Mise à jour du 3/10/2010 : nouvelle version ePub pour iPad et liseuses.
Pas forcément pour L'Albatros, la Chevelure ou le Chat rabâchés à l'école, mais pour les Tableaux parisiens, pour le vin et la mort, pour le Voyage et l'inconnu qu'on y trouve. Pour les Spleens et comme ils s'ancrent dans notre propres fêlures. Pour cette langue en syncope et majestés, toute or et vert, où se fonde toute la nôtre...
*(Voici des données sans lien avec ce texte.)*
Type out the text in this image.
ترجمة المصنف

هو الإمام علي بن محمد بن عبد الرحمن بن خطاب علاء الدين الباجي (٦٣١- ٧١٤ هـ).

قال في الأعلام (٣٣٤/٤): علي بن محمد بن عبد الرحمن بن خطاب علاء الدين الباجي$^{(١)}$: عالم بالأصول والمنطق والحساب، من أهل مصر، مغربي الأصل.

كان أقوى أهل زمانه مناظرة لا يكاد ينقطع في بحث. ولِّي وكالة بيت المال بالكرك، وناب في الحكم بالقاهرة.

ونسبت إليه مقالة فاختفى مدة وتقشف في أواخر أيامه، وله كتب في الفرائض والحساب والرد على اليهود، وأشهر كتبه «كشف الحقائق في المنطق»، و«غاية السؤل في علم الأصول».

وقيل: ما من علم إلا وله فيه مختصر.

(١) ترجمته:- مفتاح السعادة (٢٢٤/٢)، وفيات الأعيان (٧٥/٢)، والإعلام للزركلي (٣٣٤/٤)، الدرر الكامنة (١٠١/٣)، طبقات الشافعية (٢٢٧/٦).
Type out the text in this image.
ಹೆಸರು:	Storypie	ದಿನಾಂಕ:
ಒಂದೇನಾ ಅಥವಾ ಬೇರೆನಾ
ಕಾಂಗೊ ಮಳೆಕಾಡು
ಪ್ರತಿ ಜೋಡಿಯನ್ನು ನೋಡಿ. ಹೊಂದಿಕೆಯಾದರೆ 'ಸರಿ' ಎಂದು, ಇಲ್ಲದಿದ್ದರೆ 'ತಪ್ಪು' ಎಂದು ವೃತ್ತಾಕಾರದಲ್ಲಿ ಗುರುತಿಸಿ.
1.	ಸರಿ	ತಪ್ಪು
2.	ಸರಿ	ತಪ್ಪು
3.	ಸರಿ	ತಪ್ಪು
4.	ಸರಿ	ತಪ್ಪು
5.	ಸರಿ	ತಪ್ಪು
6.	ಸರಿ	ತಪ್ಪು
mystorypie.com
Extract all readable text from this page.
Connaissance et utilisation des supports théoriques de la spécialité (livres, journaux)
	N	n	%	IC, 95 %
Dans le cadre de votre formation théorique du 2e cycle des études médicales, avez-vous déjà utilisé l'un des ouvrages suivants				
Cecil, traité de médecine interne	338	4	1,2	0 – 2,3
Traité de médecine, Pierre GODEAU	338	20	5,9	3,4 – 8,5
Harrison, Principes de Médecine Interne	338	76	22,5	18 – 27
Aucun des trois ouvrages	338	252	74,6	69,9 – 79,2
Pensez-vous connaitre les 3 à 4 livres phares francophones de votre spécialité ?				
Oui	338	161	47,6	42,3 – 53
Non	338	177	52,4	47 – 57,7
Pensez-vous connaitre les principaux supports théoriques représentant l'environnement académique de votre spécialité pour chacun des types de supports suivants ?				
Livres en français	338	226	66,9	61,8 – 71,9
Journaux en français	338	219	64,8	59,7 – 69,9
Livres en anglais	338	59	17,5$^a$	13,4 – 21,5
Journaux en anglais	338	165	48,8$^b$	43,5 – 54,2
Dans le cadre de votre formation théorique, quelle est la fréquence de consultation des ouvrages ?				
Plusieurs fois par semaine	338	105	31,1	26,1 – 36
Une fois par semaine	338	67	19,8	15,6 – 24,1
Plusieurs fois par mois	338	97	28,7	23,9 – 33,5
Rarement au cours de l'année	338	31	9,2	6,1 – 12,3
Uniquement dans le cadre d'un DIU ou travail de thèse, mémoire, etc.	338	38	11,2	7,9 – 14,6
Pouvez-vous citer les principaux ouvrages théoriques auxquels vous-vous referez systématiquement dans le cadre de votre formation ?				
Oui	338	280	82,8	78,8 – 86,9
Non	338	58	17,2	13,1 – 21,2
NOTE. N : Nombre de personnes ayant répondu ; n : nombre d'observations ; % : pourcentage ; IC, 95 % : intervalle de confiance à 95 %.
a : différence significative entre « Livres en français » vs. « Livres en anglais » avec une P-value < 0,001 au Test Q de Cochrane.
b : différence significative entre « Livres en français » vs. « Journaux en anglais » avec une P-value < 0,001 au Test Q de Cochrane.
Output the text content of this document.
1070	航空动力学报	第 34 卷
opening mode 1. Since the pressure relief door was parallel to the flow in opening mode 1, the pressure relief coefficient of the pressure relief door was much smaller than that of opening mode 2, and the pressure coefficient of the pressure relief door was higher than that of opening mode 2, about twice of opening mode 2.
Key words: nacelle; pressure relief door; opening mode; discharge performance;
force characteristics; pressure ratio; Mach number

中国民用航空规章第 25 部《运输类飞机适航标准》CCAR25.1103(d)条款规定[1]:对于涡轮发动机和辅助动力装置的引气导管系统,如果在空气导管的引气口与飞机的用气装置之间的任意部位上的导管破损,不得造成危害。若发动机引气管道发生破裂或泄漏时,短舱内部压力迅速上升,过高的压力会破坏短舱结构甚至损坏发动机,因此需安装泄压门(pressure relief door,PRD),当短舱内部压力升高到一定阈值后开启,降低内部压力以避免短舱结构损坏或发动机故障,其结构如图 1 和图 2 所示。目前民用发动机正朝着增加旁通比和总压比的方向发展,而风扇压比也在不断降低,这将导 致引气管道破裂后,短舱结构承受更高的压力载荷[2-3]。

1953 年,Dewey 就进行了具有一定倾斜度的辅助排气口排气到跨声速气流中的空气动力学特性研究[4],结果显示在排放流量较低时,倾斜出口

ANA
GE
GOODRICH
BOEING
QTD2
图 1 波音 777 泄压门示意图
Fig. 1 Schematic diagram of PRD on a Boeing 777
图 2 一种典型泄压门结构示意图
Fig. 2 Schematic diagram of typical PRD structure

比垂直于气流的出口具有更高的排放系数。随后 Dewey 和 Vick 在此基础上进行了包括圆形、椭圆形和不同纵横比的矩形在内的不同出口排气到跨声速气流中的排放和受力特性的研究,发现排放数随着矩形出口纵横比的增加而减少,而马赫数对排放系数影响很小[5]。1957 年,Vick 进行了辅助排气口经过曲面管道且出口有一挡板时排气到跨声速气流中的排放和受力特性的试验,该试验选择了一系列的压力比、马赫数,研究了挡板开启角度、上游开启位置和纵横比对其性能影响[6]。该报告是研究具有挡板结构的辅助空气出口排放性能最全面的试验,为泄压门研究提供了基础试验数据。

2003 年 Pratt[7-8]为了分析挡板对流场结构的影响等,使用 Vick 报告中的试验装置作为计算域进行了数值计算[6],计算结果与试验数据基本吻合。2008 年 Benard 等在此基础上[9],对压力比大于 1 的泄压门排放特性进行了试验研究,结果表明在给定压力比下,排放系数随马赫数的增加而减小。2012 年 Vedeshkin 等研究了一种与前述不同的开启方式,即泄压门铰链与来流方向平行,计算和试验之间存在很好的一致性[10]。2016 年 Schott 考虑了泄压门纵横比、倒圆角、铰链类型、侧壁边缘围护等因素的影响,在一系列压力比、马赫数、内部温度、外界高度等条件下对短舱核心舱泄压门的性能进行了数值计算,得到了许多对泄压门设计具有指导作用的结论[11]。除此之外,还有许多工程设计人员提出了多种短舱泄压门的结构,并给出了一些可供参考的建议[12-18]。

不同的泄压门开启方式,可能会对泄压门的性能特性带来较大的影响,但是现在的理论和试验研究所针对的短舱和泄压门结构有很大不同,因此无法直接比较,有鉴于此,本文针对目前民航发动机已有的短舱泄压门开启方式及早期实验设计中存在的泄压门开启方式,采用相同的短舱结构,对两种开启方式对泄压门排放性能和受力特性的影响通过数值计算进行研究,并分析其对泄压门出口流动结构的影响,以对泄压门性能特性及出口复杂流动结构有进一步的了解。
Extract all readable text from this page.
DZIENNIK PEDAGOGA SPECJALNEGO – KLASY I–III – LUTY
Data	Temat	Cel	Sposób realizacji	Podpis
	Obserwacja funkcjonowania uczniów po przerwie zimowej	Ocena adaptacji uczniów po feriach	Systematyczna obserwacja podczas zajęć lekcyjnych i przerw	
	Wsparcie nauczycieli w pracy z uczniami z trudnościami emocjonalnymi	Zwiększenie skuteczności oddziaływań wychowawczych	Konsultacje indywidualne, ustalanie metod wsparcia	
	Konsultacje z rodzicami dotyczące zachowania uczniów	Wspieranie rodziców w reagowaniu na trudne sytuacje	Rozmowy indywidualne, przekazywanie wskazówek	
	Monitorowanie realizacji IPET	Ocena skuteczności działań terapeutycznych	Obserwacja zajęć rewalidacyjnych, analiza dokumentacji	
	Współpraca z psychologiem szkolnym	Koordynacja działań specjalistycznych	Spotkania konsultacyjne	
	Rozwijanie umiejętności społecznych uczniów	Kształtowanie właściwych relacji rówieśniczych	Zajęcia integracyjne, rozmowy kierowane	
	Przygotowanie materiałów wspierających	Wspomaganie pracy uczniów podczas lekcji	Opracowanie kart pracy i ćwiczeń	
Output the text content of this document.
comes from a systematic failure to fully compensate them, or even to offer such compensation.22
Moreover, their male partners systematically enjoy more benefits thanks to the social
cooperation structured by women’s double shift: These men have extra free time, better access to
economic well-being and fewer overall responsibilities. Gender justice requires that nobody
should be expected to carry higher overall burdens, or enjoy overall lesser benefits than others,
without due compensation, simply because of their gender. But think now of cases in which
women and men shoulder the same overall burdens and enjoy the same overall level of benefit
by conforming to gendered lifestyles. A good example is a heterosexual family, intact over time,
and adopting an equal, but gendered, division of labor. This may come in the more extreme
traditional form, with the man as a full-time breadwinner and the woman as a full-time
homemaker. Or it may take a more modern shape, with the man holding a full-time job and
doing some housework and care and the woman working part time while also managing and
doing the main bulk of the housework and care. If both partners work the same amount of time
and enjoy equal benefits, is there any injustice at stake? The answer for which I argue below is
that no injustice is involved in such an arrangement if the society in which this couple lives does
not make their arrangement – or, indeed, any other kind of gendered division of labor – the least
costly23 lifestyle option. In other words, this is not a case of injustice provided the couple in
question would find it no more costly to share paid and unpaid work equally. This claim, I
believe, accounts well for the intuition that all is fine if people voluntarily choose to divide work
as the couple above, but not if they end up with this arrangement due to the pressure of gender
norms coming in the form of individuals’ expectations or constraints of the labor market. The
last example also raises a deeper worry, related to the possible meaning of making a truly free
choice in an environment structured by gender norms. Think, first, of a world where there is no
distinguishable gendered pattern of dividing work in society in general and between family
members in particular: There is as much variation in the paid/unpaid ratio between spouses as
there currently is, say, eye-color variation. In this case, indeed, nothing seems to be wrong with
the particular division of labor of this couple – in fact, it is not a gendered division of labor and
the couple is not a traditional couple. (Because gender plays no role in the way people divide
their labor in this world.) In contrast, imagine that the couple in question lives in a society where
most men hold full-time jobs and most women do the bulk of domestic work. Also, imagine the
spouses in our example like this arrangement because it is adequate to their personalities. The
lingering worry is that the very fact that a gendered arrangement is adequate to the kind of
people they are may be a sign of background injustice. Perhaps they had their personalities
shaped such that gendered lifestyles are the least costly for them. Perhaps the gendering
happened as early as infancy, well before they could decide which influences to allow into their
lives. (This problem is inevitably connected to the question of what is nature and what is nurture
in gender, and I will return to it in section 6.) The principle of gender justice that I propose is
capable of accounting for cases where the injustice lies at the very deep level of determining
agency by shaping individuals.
Comment, si Baudelaire est présent depuis les premiers textes mis en ligne sur publie.net, ne pas vous proposer, pour votre ordinateur, un des plaisirs et des puits essentiels de toute notre langue, les Fleurs du Mal ?.
Pour moi, ce texte m’accompagne depuis 1996 sur mon ordinateur, progressivement révisé, mise en page toujours en chantier, en étude. Ma toute première connexion Internet avait été pour me procurer cette version numérique que Pierre Perroud, minéralogiste de l’université de Genève [1], Pierre Perroud, proposait en html sur Athena (avec une petite modif presque invisible pour pister les fichiers repris sans relecture ! – et ça nous a apporté de belles surprises à les tracer...).
Pour ma part, qui n’ai jamais eu le syndrome du collectionneur (figure présente chez Benjamin), j’ai de toujours accumulé les éditions des Fleurs du Mal : la Corti faisant bien sûr référence, mais aussi mon gros livre relié cuir rouge de l’Imprimerie Nationale (dont j’ai supprimé les illustrations, remplacées par des portraits de Baudelaire pris à d’autres livres), et cette petite édition chinoise vendue 2 francs, pendant un temps, qu’on pouvait laisser dans la voiture ou dans le sac. J’ai aussi des traductions, on m’a même offert, un jour que j’avais parlé de Baudelaire dans une fac à Tokyo, une traduction japonaise. On rêve autrement, à reconnaître le texte, mais sans les mots, et j’ai besoin de ce rêve. Et le dernier cadeau qu’on m’a fait : la plus petite édition des Fleurs du Mal, grosse comme un ongle, merci PhR).
Des enjeux parfaitement actuels des Fleurs du Mal, les travaux abondent : recommandons cependant l’inusable Baudelaire de Walter Benjamin (Payot).
Il s’agit ici d’une lecture plaisir, on l’a basée sur l’édition originale des Fleurs du Mal, donc sans Les Épaves – mais tel que surgit à la langue ce monument principal et bouleversant.